RI News Portal. Jakarta, 1 Oktober 2025 – Menteri Energi dan Sumber Daya Mineral (ESDM) Bahlil Lahadalia menghadapi gugatan perdata di Pengadilan Negeri Jakarta Pusat (PN Jakpus) terkait kelangkaan bahan bakar minyak (BBM) di stasiun pengisian bahan bakar umum (SPBU) swasta. Gugatan yang terdaftar pada Senin (29/9) dengan nomor perkara 648/Pdt.G/2025/PN Jkt.Pst ini tidak hanya menyeret Bahlil, tetapi juga PT Pertamina (Persero) dan PT Shell Indonesia sebagai pihak tergugat.
Gugatan diajukan oleh Tati Suryati, seorang warga sipil yang mengaku rutin mengisi BBM di SPBU Shell Indonesia. Dalam petitum gugatannya, Tati menyatakan bahwa pada 14 September 2025, ia tidak dapat memperoleh BBM yang biasa dibelinya di SPBU Shell. Kelangkaan ini, menurutnya, menyebabkan kerugian signifikan, baik dari sisi waktu maupun biaya, sehingga mendorongnya untuk menggugat ketiga pihak tersebut.
Menanggapi gugatan ini, Bahlil menyatakan sikap terbuka terhadap proses hukum. “Ya, kami menghargai proses hukum,” ujarnya singkat saat ditemui di sela-sela rapat Koordinasi Persiapan Indonesia International Sustainability Forum (ISF) 2025 di Kantor BKPM, Jakarta, pada Rabu (1/10).

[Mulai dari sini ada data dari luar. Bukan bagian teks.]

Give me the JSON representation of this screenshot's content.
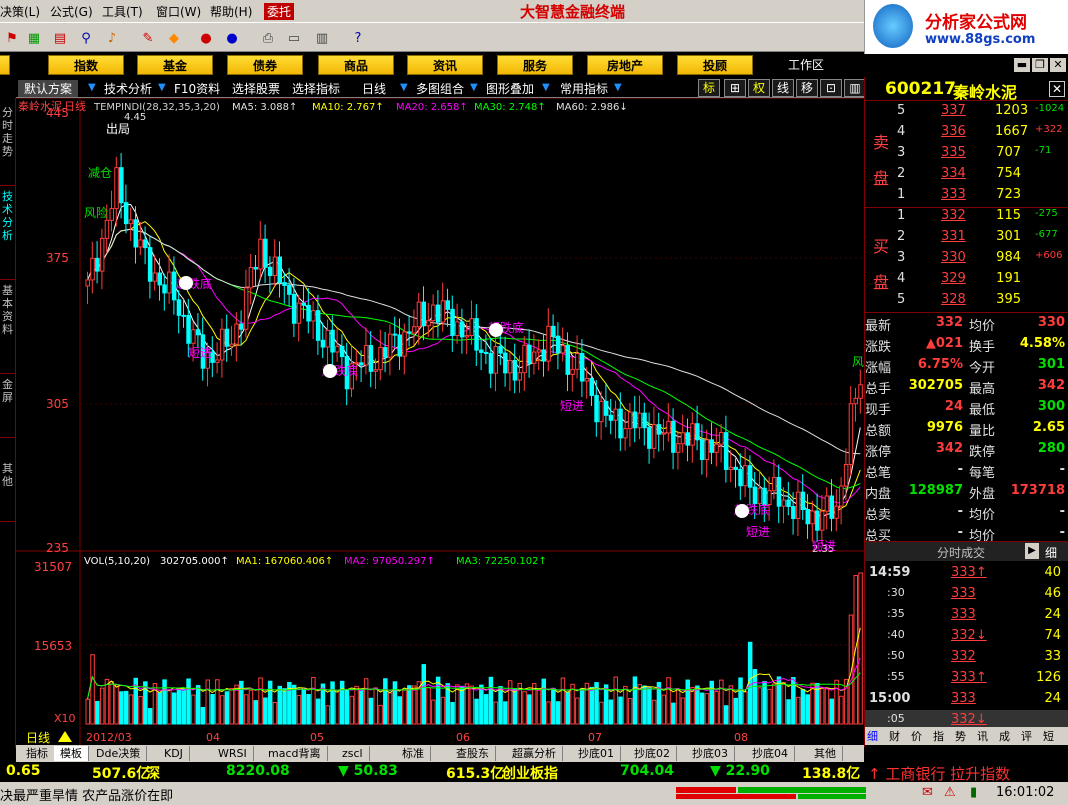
{
  "menu": {
    "items": [
      "决策(L)",
      "公式(G)",
      "工具(T)",
      "窗口(W)",
      "帮助(H)"
    ],
    "weituo": "委托",
    "brand": "大智慧金融终端"
  },
  "logo": {
    "text1": "分析家公式网",
    "text2": "www.88gs.com"
  },
  "categories": [
    "股",
    "指数",
    "基金",
    "债券",
    "商品",
    "资讯",
    "服务",
    "房地产",
    "投顾"
  ],
  "workarea": "工作区",
  "tabs": {
    "scheme": "默认方案",
    "items": [
      "技术分析",
      "F10资料",
      "选择股票",
      "选择指标",
      "日线",
      "多图组合",
      "图形叠加",
      "常用指标"
    ],
    "tools": [
      "标",
      "⊞",
      "权",
      "线",
      "移",
      "⊡",
      "▥"
    ]
  },
  "leftbar": [
    "分时走势",
    "技术分析",
    "基本资料",
    "金屏",
    "其他"
  ],
  "chart": {
    "stock_name": "秦岭水泥",
    "period": "日线",
    "indicator_line": "TEMPINDI(28,32,35,3,20)",
    "ma_labels": [
      "MA5: 3.088↑",
      "MA10: 2.767↑",
      "MA20: 2.658↑",
      "MA30: 2.748↑",
      "MA60: 2.986↓"
    ],
    "y_labels": [
      "445",
      "375",
      "305",
      "235"
    ],
    "price_annotations": [
      "4.45",
      "2.35"
    ],
    "text_annotations": [
      "出局",
      "减仓",
      "风险",
      "超跌底",
      "短进",
      "超跌底",
      "超跌底",
      "短进",
      "超跌底",
      "短进",
      "短进",
      "风"
    ],
    "vol_header": "VOL(5,10,20)",
    "vol_values": [
      "302705.000↑",
      "MA1: 167060.406↑",
      "MA2: 97050.297↑",
      "MA3: 72250.102↑"
    ],
    "vol_y_labels": [
      "31507",
      "15653",
      "X10"
    ],
    "date_labels": [
      "2012/03",
      "04",
      "05",
      "06",
      "07",
      "08"
    ],
    "period_footer": "日线"
  },
  "chart_data": {
    "type": "candlestick",
    "title": "秦岭水泥 日线",
    "y_unit": "price (x100 as printed on axis)",
    "ylim": [
      235,
      445
    ],
    "high_label": 4.45,
    "low_label": 2.35,
    "ma": {
      "MA5": 3.088,
      "MA10": 2.767,
      "MA20": 2.658,
      "MA30": 2.748,
      "MA60": 2.986
    },
    "volume_ma": {
      "VOL": 302705.0,
      "MA1": 167060.406,
      "MA2": 97050.297,
      "MA3": 72250.102
    },
    "vol_ylim": [
      0,
      31507
    ],
    "months": [
      "2012/03",
      "04",
      "05",
      "06",
      "07",
      "08"
    ]
  },
  "quote": {
    "code": "600217",
    "name": "秦岭水泥",
    "sell_label": [
      "卖",
      "盘"
    ],
    "buy_label": [
      "买",
      "盘"
    ],
    "sell": [
      {
        "lvl": "5",
        "price": "337",
        "vol": "1203",
        "chg": "-1024"
      },
      {
        "lvl": "4",
        "price": "336",
        "vol": "1667",
        "chg": "+322"
      },
      {
        "lvl": "3",
        "price": "335",
        "vol": "707",
        "chg": "-71"
      },
      {
        "lvl": "2",
        "price": "334",
        "vol": "754",
        "chg": ""
      },
      {
        "lvl": "1",
        "price": "333",
        "vol": "723",
        "chg": ""
      }
    ],
    "buy": [
      {
        "lvl": "1",
        "price": "332",
        "vol": "115",
        "chg": "-275"
      },
      {
        "lvl": "2",
        "price": "331",
        "vol": "301",
        "chg": "-677"
      },
      {
        "lvl": "3",
        "price": "330",
        "vol": "984",
        "chg": "+606"
      },
      {
        "lvl": "4",
        "price": "329",
        "vol": "191",
        "chg": ""
      },
      {
        "lvl": "5",
        "price": "328",
        "vol": "395",
        "chg": ""
      }
    ],
    "stats": [
      {
        "l1": "最新",
        "v1": "332",
        "l2": "均价",
        "v2": "330"
      },
      {
        "l1": "涨跌",
        "v1": "▲021",
        "l2": "换手",
        "v2": "4.58%"
      },
      {
        "l1": "涨幅",
        "v1": "6.75%",
        "l2": "今开",
        "v2": "301"
      },
      {
        "l1": "总手",
        "v1": "302705",
        "l2": "最高",
        "v2": "342"
      },
      {
        "l1": "现手",
        "v1": "24",
        "l2": "最低",
        "v2": "300"
      },
      {
        "l1": "总额",
        "v1": "9976",
        "l2": "量比",
        "v2": "2.65"
      },
      {
        "l1": "涨停",
        "v1": "342",
        "l2": "跌停",
        "v2": "280"
      },
      {
        "l1": "总笔",
        "v1": "-",
        "l2": "每笔",
        "v2": "-"
      },
      {
        "l1": "内盘",
        "v1": "128987",
        "l2": "外盘",
        "v2": "173718"
      },
      {
        "l1": "总卖",
        "v1": "-",
        "l2": "均价",
        "v2": "-"
      },
      {
        "l1": "总买",
        "v1": "-",
        "l2": "均价",
        "v2": "-"
      }
    ],
    "ticks_title": "分时成交",
    "ticks_btn": "细",
    "ticks": [
      {
        "t": "14:59",
        "p": "333↑",
        "v": "40",
        "c": "red"
      },
      {
        "t": ":30",
        "p": "333",
        "v": "46",
        "c": "red"
      },
      {
        "t": ":35",
        "p": "333",
        "v": "24",
        "c": "red"
      },
      {
        "t": ":40",
        "p": "332↓",
        "v": "74",
        "c": "red"
      },
      {
        "t": ":50",
        "p": "332",
        "v": "33",
        "c": "red"
      },
      {
        "t": ":55",
        "p": "333↑",
        "v": "126",
        "c": "red"
      },
      {
        "t": "15:00",
        "p": "333",
        "v": "24",
        "c": "red"
      },
      {
        "t": ":05",
        "p": "332↓",
        "v": "",
        "c": "red"
      }
    ],
    "bottom_tabs": [
      "细",
      "财",
      "价",
      "指",
      "势",
      "讯",
      "成",
      "评",
      "短"
    ]
  },
  "bottom_tabs": [
    "指标",
    "模板",
    "Dde决策",
    "KDJ",
    "WRSI",
    "macd背离",
    "zscl",
    "标准",
    "查股东",
    "超赢分析",
    "抄底01",
    "抄底02",
    "抄底03",
    "抄底04",
    "其他"
  ],
  "ticker": {
    "a": "0.65",
    "b": "507.6亿",
    "c": "深",
    "d": "8220.08",
    "e": "▼ 50.83",
    "f": "615.3亿",
    "g": "创业板指",
    "h": "704.04",
    "i": "▼ 22.90",
    "j": "138.8亿",
    "k": "↑ 工商银行 拉升指数"
  },
  "status": {
    "news": "决最严重旱情 农产品涨价在即",
    "time": "16:01:02"
  }
}
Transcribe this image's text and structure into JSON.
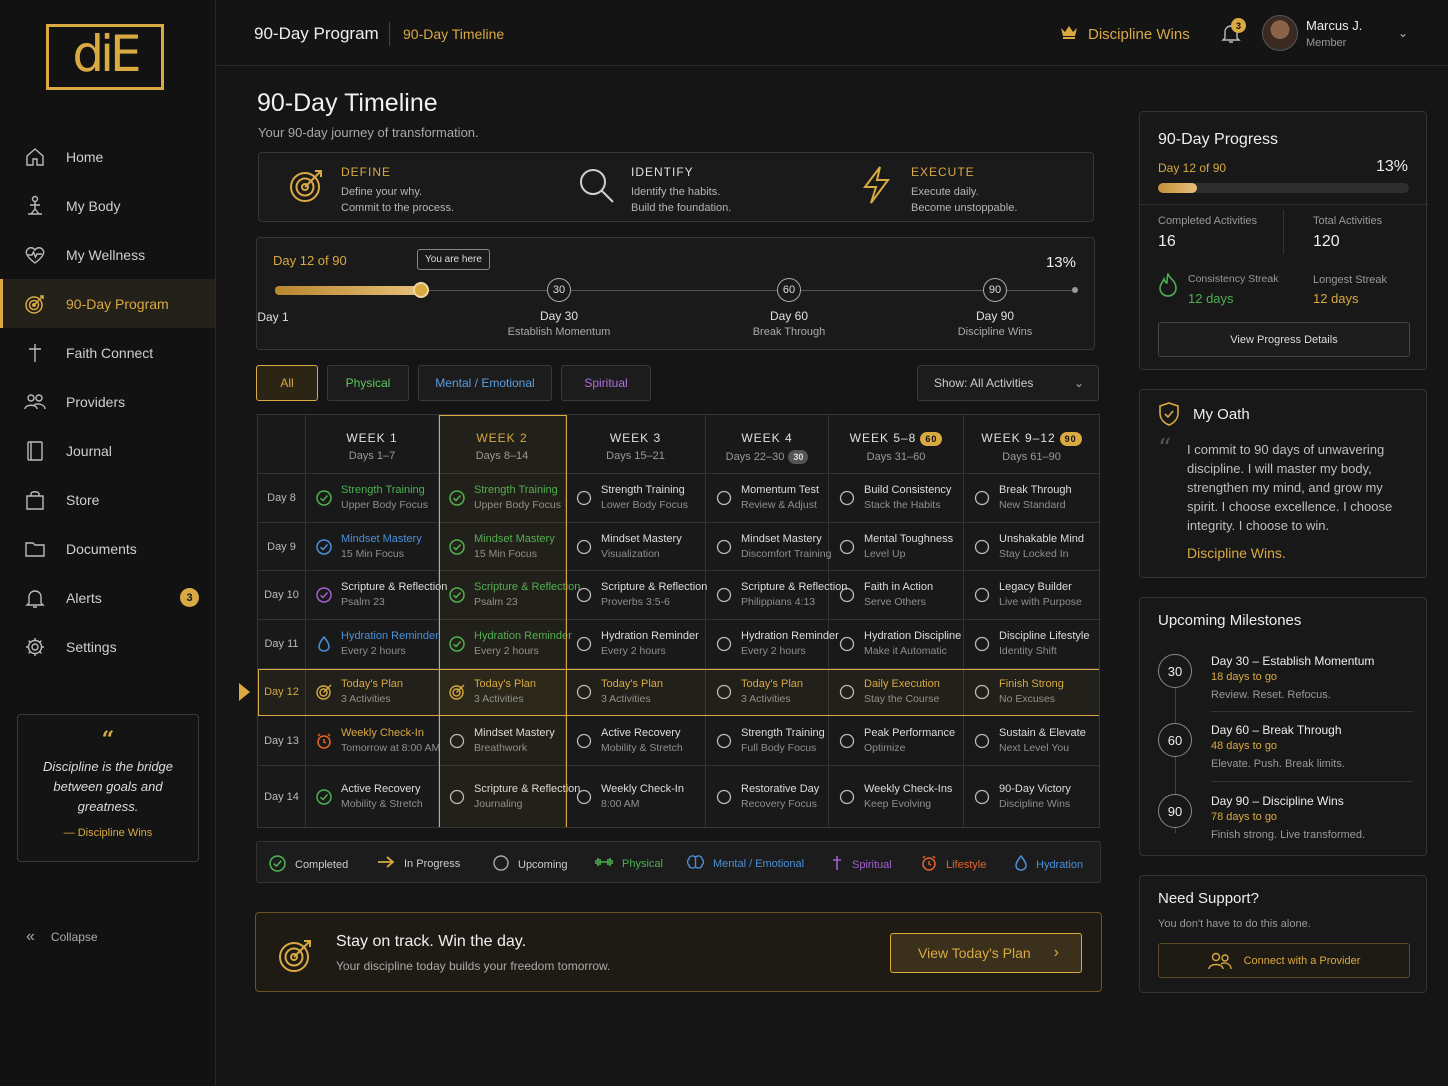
{
  "logo": {
    "text": "diE"
  },
  "sidebar": {
    "items": [
      {
        "label": "Home",
        "icon": "home-icon"
      },
      {
        "label": "My Body",
        "icon": "body-icon"
      },
      {
        "label": "My Wellness",
        "icon": "heart-pulse-icon"
      },
      {
        "label": "90-Day Program",
        "icon": "target-icon"
      },
      {
        "label": "Faith Connect",
        "icon": "cross-icon"
      },
      {
        "label": "Providers",
        "icon": "people-icon"
      },
      {
        "label": "Journal",
        "icon": "journal-icon"
      },
      {
        "label": "Store",
        "icon": "bag-icon"
      },
      {
        "label": "Documents",
        "icon": "folder-icon"
      },
      {
        "label": "Alerts",
        "icon": "bell-icon",
        "badge": "3"
      },
      {
        "label": "Settings",
        "icon": "gear-icon"
      }
    ],
    "quote": {
      "mark": "“",
      "text": "Discipline is the bridge between goals and greatness.",
      "author": "— Discipline Wins"
    },
    "collapse": "Collapse"
  },
  "header": {
    "crumb1": "90-Day Program",
    "crumb2": "90-Day Timeline",
    "wins": "Discipline Wins",
    "bell_badge": "3",
    "user_name": "Marcus J.",
    "user_role": "Member"
  },
  "page": {
    "title": "90-Day Timeline",
    "subtitle": "Your 90-day journey of transformation."
  },
  "die": [
    {
      "h": "DEFINE",
      "l1": "Define your why.",
      "l2": "Commit to the process."
    },
    {
      "h": "IDENTIFY",
      "l1": "Identify the habits.",
      "l2": "Build the foundation."
    },
    {
      "h": "EXECUTE",
      "l1": "Execute daily.",
      "l2": "Become unstoppable."
    }
  ],
  "track": {
    "day": "Day 12 of 90",
    "pct": "13%",
    "progress": 0.13,
    "tooltip": "You are here",
    "start": "Day 1",
    "milestones": [
      {
        "num": "30",
        "day": "Day 30",
        "name": "Establish Momentum"
      },
      {
        "num": "60",
        "day": "Day 60",
        "name": "Break Through"
      },
      {
        "num": "90",
        "day": "Day 90",
        "name": "Discipline Wins"
      }
    ]
  },
  "filters": {
    "all": "All",
    "physical": "Physical",
    "mental": "Mental / Emotional",
    "spiritual": "Spiritual",
    "show": "Show: All Activities"
  },
  "grid": {
    "weeks": [
      {
        "w": "WEEK 1",
        "d": "Days 1–7"
      },
      {
        "w": "WEEK 2",
        "d": "Days 8–14"
      },
      {
        "w": "WEEK 3",
        "d": "Days 15–21"
      },
      {
        "w": "WEEK 4",
        "d": "Days 22–30",
        "pill": "30"
      },
      {
        "w": "WEEK 5–8",
        "d": "Days 31–60",
        "pill": "60"
      },
      {
        "w": "WEEK 9–12",
        "d": "Days 61–90",
        "pill": "90"
      }
    ],
    "days": [
      "Day 8",
      "Day 9",
      "Day 10",
      "Day 11",
      "Day 12",
      "Day 13",
      "Day 14"
    ],
    "rows": [
      [
        {
          "t": "Strength Training",
          "s": "Upper Body Focus"
        },
        {
          "t": "Strength Training",
          "s": "Upper Body Focus"
        },
        {
          "t": "Strength Training",
          "s": "Lower Body Focus"
        },
        {
          "t": "Momentum Test",
          "s": "Review & Adjust"
        },
        {
          "t": "Build Consistency",
          "s": "Stack the Habits"
        },
        {
          "t": "Break Through",
          "s": "New Standard"
        }
      ],
      [
        {
          "t": "Mindset Mastery",
          "s": "15 Min Focus"
        },
        {
          "t": "Mindset Mastery",
          "s": "15 Min Focus"
        },
        {
          "t": "Mindset Mastery",
          "s": "Visualization"
        },
        {
          "t": "Mindset Mastery",
          "s": "Discomfort Training"
        },
        {
          "t": "Mental Toughness",
          "s": "Level Up"
        },
        {
          "t": "Unshakable Mind",
          "s": "Stay Locked In"
        }
      ],
      [
        {
          "t": "Scripture & Reflection",
          "s": "Psalm 23"
        },
        {
          "t": "Scripture & Reflection",
          "s": "Psalm 23"
        },
        {
          "t": "Scripture & Reflection",
          "s": "Proverbs 3:5-6"
        },
        {
          "t": "Scripture & Reflection",
          "s": "Philippians 4:13"
        },
        {
          "t": "Faith in Action",
          "s": "Serve Others"
        },
        {
          "t": "Legacy Builder",
          "s": "Live with Purpose"
        }
      ],
      [
        {
          "t": "Hydration Reminder",
          "s": "Every 2 hours"
        },
        {
          "t": "Hydration Reminder",
          "s": "Every 2 hours"
        },
        {
          "t": "Hydration Reminder",
          "s": "Every 2 hours"
        },
        {
          "t": "Hydration Reminder",
          "s": "Every 2 hours"
        },
        {
          "t": "Hydration Discipline",
          "s": "Make it Automatic"
        },
        {
          "t": "Discipline Lifestyle",
          "s": "Identity Shift"
        }
      ],
      [
        {
          "t": "Today's Plan",
          "s": "3 Activities"
        },
        {
          "t": "Today's Plan",
          "s": "3 Activities"
        },
        {
          "t": "Today's Plan",
          "s": "3 Activities"
        },
        {
          "t": "Today's Plan",
          "s": "3 Activities"
        },
        {
          "t": "Daily Execution",
          "s": "Stay the Course"
        },
        {
          "t": "Finish Strong",
          "s": "No Excuses"
        }
      ],
      [
        {
          "t": "Weekly Check-In",
          "s": "Tomorrow at 8:00 AM"
        },
        {
          "t": "Mindset Mastery",
          "s": "Breathwork"
        },
        {
          "t": "Active Recovery",
          "s": "Mobility & Stretch"
        },
        {
          "t": "Strength Training",
          "s": "Full Body Focus"
        },
        {
          "t": "Peak Performance",
          "s": "Optimize"
        },
        {
          "t": "Sustain & Elevate",
          "s": "Next Level You"
        }
      ],
      [
        {
          "t": "Active Recovery",
          "s": "Mobility & Stretch"
        },
        {
          "t": "Scripture & Reflection",
          "s": "Journaling"
        },
        {
          "t": "Weekly Check-In",
          "s": "8:00 AM"
        },
        {
          "t": "Restorative Day",
          "s": "Recovery Focus"
        },
        {
          "t": "Weekly Check-Ins",
          "s": "Keep Evolving"
        },
        {
          "t": "90-Day Victory",
          "s": "Discipline Wins"
        }
      ]
    ]
  },
  "legend": [
    {
      "label": "Completed",
      "icon": "check-circle-icon",
      "color": "#4caf50"
    },
    {
      "label": "In Progress",
      "icon": "arrow-right-icon",
      "color": "#d9a942"
    },
    {
      "label": "Upcoming",
      "icon": "circle-icon",
      "color": "#aaaaaa"
    },
    {
      "label": "Physical",
      "icon": "dumbbell-icon",
      "color": "#4caf50"
    },
    {
      "label": "Mental / Emotional",
      "icon": "brain-icon",
      "color": "#4a90d9"
    },
    {
      "label": "Spiritual",
      "icon": "cross-icon",
      "color": "#a060d0"
    },
    {
      "label": "Lifestyle",
      "icon": "alarm-icon",
      "color": "#e8632a"
    },
    {
      "label": "Hydration",
      "icon": "drop-icon",
      "color": "#4a90d9"
    }
  ],
  "cta": {
    "title": "Stay on track. Win the day.",
    "sub": "Your discipline today builds your freedom tomorrow.",
    "button": "View Today's Plan"
  },
  "progress": {
    "title": "90-Day Progress",
    "day": "Day 12 of 90",
    "pct": "13%",
    "fill": 0.13,
    "completed_label": "Completed Activities",
    "completed": "16",
    "total_label": "Total Activities",
    "total": "120",
    "streak_label": "Consistency Streak",
    "streak": "12 days",
    "longest_label": "Longest Streak",
    "longest": "12 days",
    "button": "View Progress Details"
  },
  "oath": {
    "title": "My Oath",
    "mark": "“",
    "text": "I commit to 90 days of unwavering discipline. I will master my body, strengthen my mind, and grow my spirit. I choose excellence. I choose integrity. I choose to win.",
    "sig": "Discipline Wins."
  },
  "milestones": {
    "title": "Upcoming Milestones",
    "items": [
      {
        "num": "30",
        "t": "Day 30 – Establish Momentum",
        "d": "18 days to go",
        "s": "Review. Reset. Refocus."
      },
      {
        "num": "60",
        "t": "Day 60 – Break Through",
        "d": "48 days to go",
        "s": "Elevate. Push. Break limits."
      },
      {
        "num": "90",
        "t": "Day 90 – Discipline Wins",
        "d": "78 days to go",
        "s": "Finish strong. Live transformed."
      }
    ]
  },
  "support": {
    "title": "Need Support?",
    "sub": "You don't have to do this alone.",
    "button": "Connect with a Provider"
  }
}
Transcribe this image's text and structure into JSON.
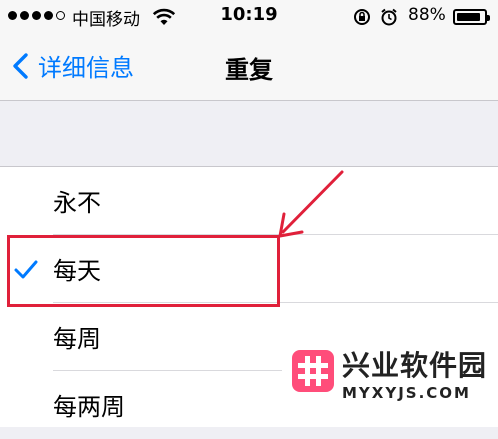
{
  "status_bar": {
    "carrier": "中国移动",
    "time": "10:19",
    "battery_percent": "88%",
    "battery_level": 0.88,
    "signal_bars_filled": 4,
    "signal_bars_total": 5
  },
  "nav": {
    "back_label": "详细信息",
    "title": "重复"
  },
  "options": [
    {
      "label": "永不",
      "checked": false
    },
    {
      "label": "每天",
      "checked": true
    },
    {
      "label": "每周",
      "checked": false
    },
    {
      "label": "每两周",
      "checked": false
    }
  ],
  "watermark": {
    "name": "兴业软件园",
    "url": "MYXYJS.COM"
  },
  "colors": {
    "accent": "#007aff",
    "annotation": "#e0203a",
    "watermark_logo": "#ff4d7a"
  }
}
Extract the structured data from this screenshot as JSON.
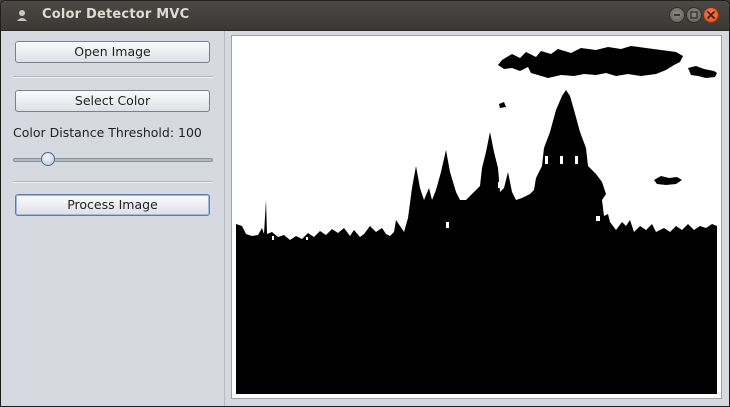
{
  "window": {
    "title": "Color Detector MVC"
  },
  "controls": {
    "open_image_label": "Open Image",
    "select_color_label": "Select Color",
    "threshold_label": "Color Distance Threshold: 100",
    "threshold_value": 100,
    "threshold_fraction": 0.15,
    "process_image_label": "Process Image"
  },
  "image": {
    "description_icon": "castle-silhouette-image"
  },
  "colors": {
    "close_button": "#df4a16",
    "titlebar": "#3c3b37"
  }
}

Kelangkaan BBM di SPBU swasta, seperti Shell dan bp, telah menjadi sorotan sejak Agustus 2025. Untuk mengatasi masalah ini, Bahlil mengungkapkan bahwa SPBU swasta, termasuk Shell, Vivo, bp, dan Exxon Mobil, telah menyepakati skema impor BBM tambahan melalui kolaborasi dengan Pertamina. Kesepakatan ini mencakup pembelian BBM murni (base fuel) yang kemudian akan dicampur di tangki SPBU masing-masing sesuai kebutuhan operasional.
Namun, implementasi skema ini belum berjalan mulus. Dalam pertemuan lanjutan pada Selasa (23/9), sejumlah perusahaan swasta menyatakan masih memerlukan waktu untuk berkoordinasi dengan kantor pusat global mereka. Hal ini menunjukkan adanya tantangan dalam sinkronisasi kebijakan antara pihak lokal dan internasional, yang berpotensi memperlambat penyelesaian kelangkaan BBM.
Kelangkaan BBM di SPBU swasta tidak hanya berdampak pada konsumen seperti Tati, tetapi juga menimbulkan pertanyaan tentang efektivitas koordinasi antara pemerintah, Pertamina, dan pelaku usaha swasta. Skema impor BBM yang diusulkan menjadi solusi sementara, namun keberlanjutannya bergantung pada kemampuan semua pihak untuk menyepakati teknis distribusi dan pencampuran BBM.
Baca juga : Pemeriksaan Acak Jalur Hijau Kepabeanan: Strategi Baru Menkeu Cegah Peredaran Rokok Ilegal
Gugatan perdata ini juga menjadi preseden penting dalam konteks akuntabilitas publik terhadap kebijakan energi. Dengan melibatkan Menteri ESDM secara langsung, kasus ini menyoroti kompleksitas tanggung jawab dalam rantai pasok energi nasional, terutama di tengah meningkatnya ketergantungan pada SPBU swasta untuk memenuhi kebutuhan masyarakat.
Hingga berita ini diturunkan, belum ada keterangan resmi dari PT Pertamina (Persero) maupun PT Shell Indonesia terkait gugatan tersebut. Perkembangan sidang di PN Jakpus akan menjadi sorotan untuk melihat bagaimana kasus ini memengaruhi kebijakan energi ke depan.